Ces photos m’ont fait connaître et, grâce à elles, j’ai eu la vie belle. L’heure est venue de renvoyer l’ascenseur.
J’avais déjà cette obsession en moi, il y a vingt-cinq ans, lors de ma première grande rencontre dans ce qui allait devenir ma région, - l’Occitanie. Une dame d’un âge certain, une paysanne du Lot au nom merveilleusement français, Odette Aubertin, m’avait été présentée par le type qui m’avait vendu ma maison aveyronnaise. « Ici, c’est une figure », m’avait-il dit. Sa maison fleurait bon la ferme classique, une grange pour les canards, un grand champ pour deux ânes et du bois pour l’hiver. Dans son salon, face à la porte, l’appel du 18 juin du général de Gaulle et les médailles militaires de son défunt mari. Du classique, du sérieux, du patriote. En ce qui me concerne, elle avait déjà fait la moitié du chemin. Et lorsque, les larmes aux yeux, elle évoqua ses deux références ultimes, à savoir Paris-Match et « Salut les copains », je compris que le doigt de Dieu s’était posé sur moi pour mes derniers cent mètres (je ne crois pas en Dieu, mais je crois en son doigt).
Odette était généreuse. Aux fourneaux tout le jour, elle organisait des repas somptueux, empreints de ce classique qui tend à disparaître des restaurants traditionnels de notre beau pays, pervertis par le culinairement correct, les diktats télévisuels à la sauce « Top Chef » et le style pompier qui inspire la rédaction des menus (« Le tigre qui pleure », « Le saumon en sa darne sur son lit sylvestre »…), les rendant incompréhensibles. Le tout accompagné d’un « Bonne dégustation » insupportable, signe ultime d’une dégénérescence de notre savoir-vivre. Chez Odette, c’était du lourd, du sérieux, du roboratif. Bref, j’aurais pu y emmener mes mentors gastronomiques, à savoir mon père François Périer, Claude Chabrol et Paul Gégauff. S’ils avaient eu le bon goût de survivre, sa table les aurait enchantés.
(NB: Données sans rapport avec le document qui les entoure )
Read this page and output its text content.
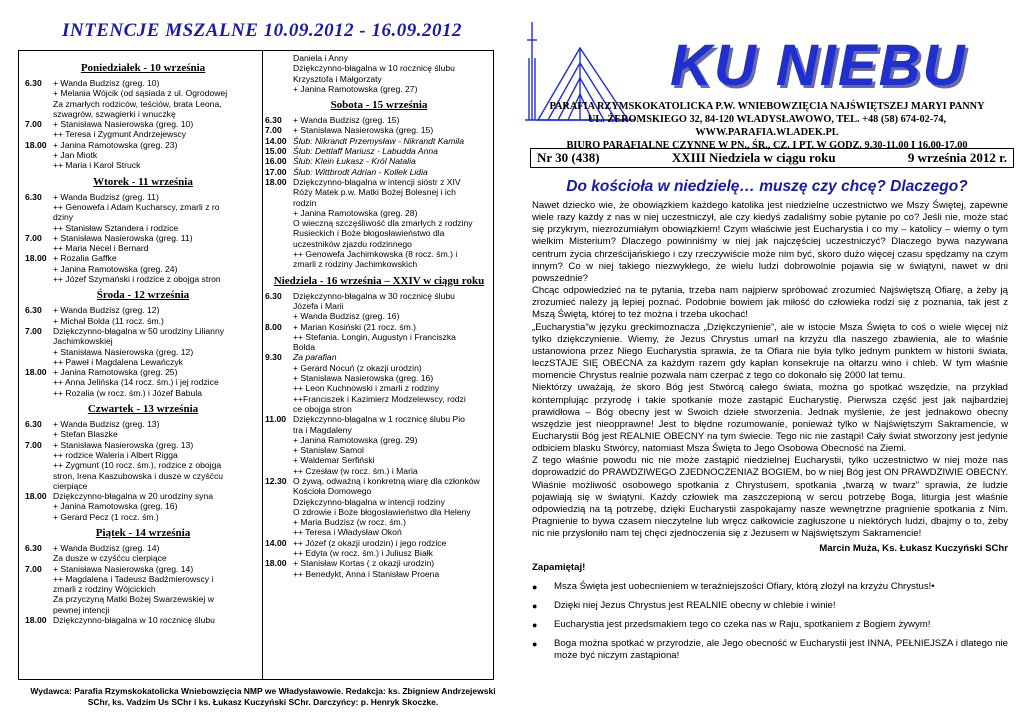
INTENCJE MSZALNE 10.09.2012 - 16.09.2012
Poniedziałek - 10 września
6.30	+ Wanda Budzisz (greg. 10)
+ Melania Wójcik (od sąsiada z ul. Ogrodowej
Za zmarłych rodziców, teściów, brata Leona,
szwagrów, szwagierki i wnuczkę
7.00	+ Stanisława Nasierowska (greg. 10)
++ Teresa i Zygmunt Andrzejewscy
18.00 + Janina Ramotowska (greg. 23)
+ Jan Miotk
++ Maria i Karol Struck
Wtorek - 11 września
6.30	+ Wanda Budzisz (greg. 11)
++ Genowefa i Adam Kucharscy, zmarli z ro
dziny
++ Stanisław Sztandera i rodzice
7.00	+ Stanisława Nasierowska (greg. 11)
++ Maria Necel i Bernard
18.00 + Rozalia Gaffke
+ Janina Ramotowska (greg. 24)
++ Józef Szymański i rodzice z obojga stron
Środa - 12 września
6.30	+ Wanda Budzisz (greg. 12)
+ Michał Bolda (11 rocz. śm.)
7.00	Dziękczynno-błagalna w 50 urodziny Lilianny
Jachimkowskiej
+ Stanisława Nasierowska (greg. 12)
++ Paweł i Magdalena Lewańczyk
18.00 + Janina Ramotowska (greg. 25)
++ Anna Jelińska (14 rocz. śm.) i jej rodzice
++ Rozalia (w rocz. śm.) i Józef Babula
Czwartek - 13 września
6.30	+ Wanda Budzisz (greg. 13)
+ Stefan Blaszke
7.00	+ Stanisława Nasierowska (greg. 13)
++ rodzice Waleria i Albert Rigga
++ Zygmunt (10 rocz. śm.), rodzice z obojga
stron, Irena Kaszubowska i dusze w czyśćcu
cierpiące
18.00 Dziękczynno-błagalna w 20 urodziny syna
+ Janina Ramotowska (greg. 16)
+ Gerard Pecz (1 rocz. śm.)
Piątek - 14 września
6.30	+ Wanda Budzisz (greg. 14)
Za dusze w czyśćcu cierpiące
7.00	+ Stanisława Nasierowska (greg. 14)
++ Magdalena i Tadeusz Badźmierowscy i
zmarli z rodziny Wójcickich
Za przyczyną Matki Bożej Swarzewskiej w
pewnej intencji
18.00 Dziękczynno-błagalna w 10 rocznicę ślubu
Daniela i Anny
Dziękczynno-błagalna w 10 rocznicę ślubu
Krzysztofa i Małgorzaty
+ Janina Ramotowska (greg. 27)
Sobota - 15 września
6.30	+ Wanda Budzisz (greg. 15)
7.00	+ Stanisława Nasierowska (greg. 15)
14.00 Ślub: Nikrandt Przemysław - Nikrandt Kamila
15.00 Ślub: Dettlaff Mariusz - Labudda Anna
16.00 Ślub: Klein Łukasz - Król Natalia
17.00 Ślub: Wittbrodt Adrian - Kollek Lidia
18.00 Dziękczynno-błagalna w intencji sióstr z XIV
Róży Matek p.w. Matki Bożej Bolesnej i ich
rodzin
+ Janina Ramotowska (greg. 28)
O wieczną szczęśliwość dla zmarłych z rodziny
Rusieckich i Boże błogosławieństwo dla
uczestników zjazdu rodzinnego
++ Genowefa Jachimkowska (8 rocz. śm.) i
zmarli z rodziny Jachimkowskich
Niedziela - 16 września – XXIV w ciągu roku
6.30	Dziękczynno-błagalna w 30 rocznicę ślubu
Józefa i Marii
+ Wanda Budzisz (greg. 16)
8.00	+ Marian Kosiński (21 rocz. śm.)
++ Stefania. Longin, Augustyn i Franciszka
Bolda
9.30	Za parafian
+ Gerard Nocuń (z okazji urodzin)
+ Stanisława Nasierowska (greg. 16)
++ Leon Kuchnowski i zmarli z rodziny
++Franciszek i Kazimierz Modzelewscy, rodzi
ce obojga stron
11.00 Dziękczynno-błagalna w 1 rocznicę ślubu Pio
tra i Magdaleny
+ Janina Ramotowska (greg. 29)
+ Stanisław Samol
+ Waldemar Serfiński
++ Czesław (w rocz. śm.) i Maria
12.30 O żywą, odważną i konkretną wiarę dla członków Kościoła Domowego
Dziękczynno-błagalna w intencji rodziny
O zdrowie i Boże błogosławieństwo dla Heleny
+ Maria Budzisz (w rocz. śm.)
++ Teresa i Władysław Okoń
14.00 ++ Józef (z okazji urodzin) i jego rodzice
++ Edyta (w rocz. śm.) i Juliusz Białk
18.00 + Stanisław Kortas ( z okazji urodzin)
++ Benedykt, Anna i Stanisław Proena
Wydawca: Parafia Rzymskokatolicka Wniebowzięcia NMP we Władysławowie. Redakcja: ks. Zbigniew Andrzejewski
SChr, ks. Vadzim Us SChr i ks. Łukasz Kuczyński SChr. Darczyńcy: p. Henryk Skoczke.
KU NIEBU
PARAFIA RZYMSKOKATOLICKA P.W. WNIEBOWZIĘCIA NAJŚWIĘTSZEJ MARYI PANNY
UL. ŻEROMSKIEGO 32, 84-120 WŁADYSŁAWOWO, TEL. +48 (58) 674-02-74, WWW.PARAFIA.WLADEK.PL
BIURO PARAFIALNE CZYNNE W PN., ŚR., CZ. I PT. W GODZ. 9.30-11.00 I 16.00-17.00
Nr 30 (438)	XXIII Niedziela w ciągu roku	9 września 2012 r.
Do kościoła w niedzielę… muszę czy chcę? Dlaczego?

Nawet dziecko wie, że obowiązkiem każdego katolika jest niedzielne uczestnictwo we Mszy Świętej, zapewne wiele razy każdy z nas w niej uczestniczył, ale czy kiedyś zadaliśmy sobie pytanie po co? Jeśli nie, może stać się przykrym, niezrozumiałym obowiązkiem! Czym właściwie jest Eucharystia i co my – katolicy – wiemy o tym wielkim Misterium? Dlaczego powinniśmy w niej jak najczęściej uczestniczyć? Dlaczego bywa nazywana centrum życia chrześcijańskiego i czy rzeczywiście może nim być, skoro dużo więcej czasu spędzamy na czym innym? Co w niej takiego niezwykłego, że wielu ludzi dobrowolnie pojawia się w świątyni, nawet w dni powszednie?

Chcąc odpowiedzieć na te pytania, trzeba nam najpierw spróbować zrozumieć Najświętszą Ofiarę, a żeby ją zrozumieć należy ją lepiej poznać. Podobnie bowiem jak miłość do człowieka rodzi się z poznania, tak jest z Mszą Świętą, której to też można i trzeba ukochać!

„Eucharystia”w języku greckimoznacza „Dziękczynienie”, ale w istocie Msza Święta to coś o wiele więcej niż tylko dziękczynienie. Wiemy, że Jezus Chrystus umarł na krzyżu dla naszego zbawienia, ale to właśnie ustanowiona przez Niego Eucharystia sprawia, że ta Ofiara nie była tylko jednym punktem w historii świata, leczSTAJE SIĘ OBECNA za każdym razem gdy kapłan konsekruje na ołtarzu wino i chleb. W tym właśnie momencie Chrystus realnie pozwala nam czerpać z tego co dokonało się 2000 lat temu.

Niektórzy uważają, że skoro Bóg jest Stwórcą całego świata, można go spotkać wszędzie, na przykład kontemplując przyrodę i takie spotkanie może zastąpić Eucharystię. Pierwsza część jest jak najbardziej prawidłowa – Bóg obecny jest w Swoich dziełe stworzenia. Jednak myślenie, że jest jednakowo obecny wszędzie jest nieopprawne! Jest to błędne rozumowanie, ponieważ tylko w Najświętszym Sakramencie, w Eucharystii Bóg jest REALNIE OBECNY na tym świecie. Tego nic nie zastąpi! Cały świat stworzony jest jedynie odbiciem blasku Stwórcy, natomiast Msza Święta to Jego Osobowa Obecność na Ziemi.

Z tego właśnie powodu nic nie może zastąpić niedzielnej Eucharystii, tylko uczestnictwo w niej może nas doprowadzić do PRAWDZIWEGO ZJEDNOCZENIAZ BOGIEM, bo w niej Bóg jest ON PRAWDZIWIE OBECNY. Właśnie możliwość osobowego spotkania z Chrystusem, spotkania „twarzą w twarz” sprawia, że ludzie pojawiają się w świątyni. Każdy człowiek ma zaszczepioną w sercu potrzebę Boga, liturgia jest właśnie odpowiedzią na tą potrzebę, dzięki Eucharystii zaspokajamy nasze wewnętrzne pragnienie spotkania z Nim. Pragnienie to bywa czasem nieczytelne lub wręcz całkowicie zagłuszone u niektórych ludzi, dbajmy o to, żeby nic nie przysłoniło nam tej chęci zjednoczenia się z Jezusem w Najświętszym Sakramencie!

Marcin Muża, Ks. Łukasz Kuczyński SChr
Zapamiętaj!
●	Msza Święta jest uobecnieniem w teraźniejszości Ofiary, którą złożył na krzyżu Chrystus!•
●	Dzięki niej Jezus Chrystus jest REALNIE obecny w chlebie i winie!
●	Eucharystia jest przedsmakiem tego co czeka nas w Raju, spotkaniem z Bogiem żywym!
●	Boga można spotkać w przyrodzie, ale Jego obecność w Eucharystii jest INNA, PEŁNIEJSZA i dlatego nie może być niczym zastąpiona!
Ma meilleure amie, Julie Andrieu, la dernière perle de ma vie, ne s’y était pas trompée. Dès que je lui ai présenté Odette, Julie décida de publier avec elle un livre sur l’art de cuisiner le canard, lequel sortit en même temps qu’un de mes bouquins sur les années 1960. Le hasard ayant le sens de l’humour, mes deux amies vendirent plus de livres que moi. L’idée du Colvert plus fort que Johnny Hallyday m’enchante encore aujourd’hui.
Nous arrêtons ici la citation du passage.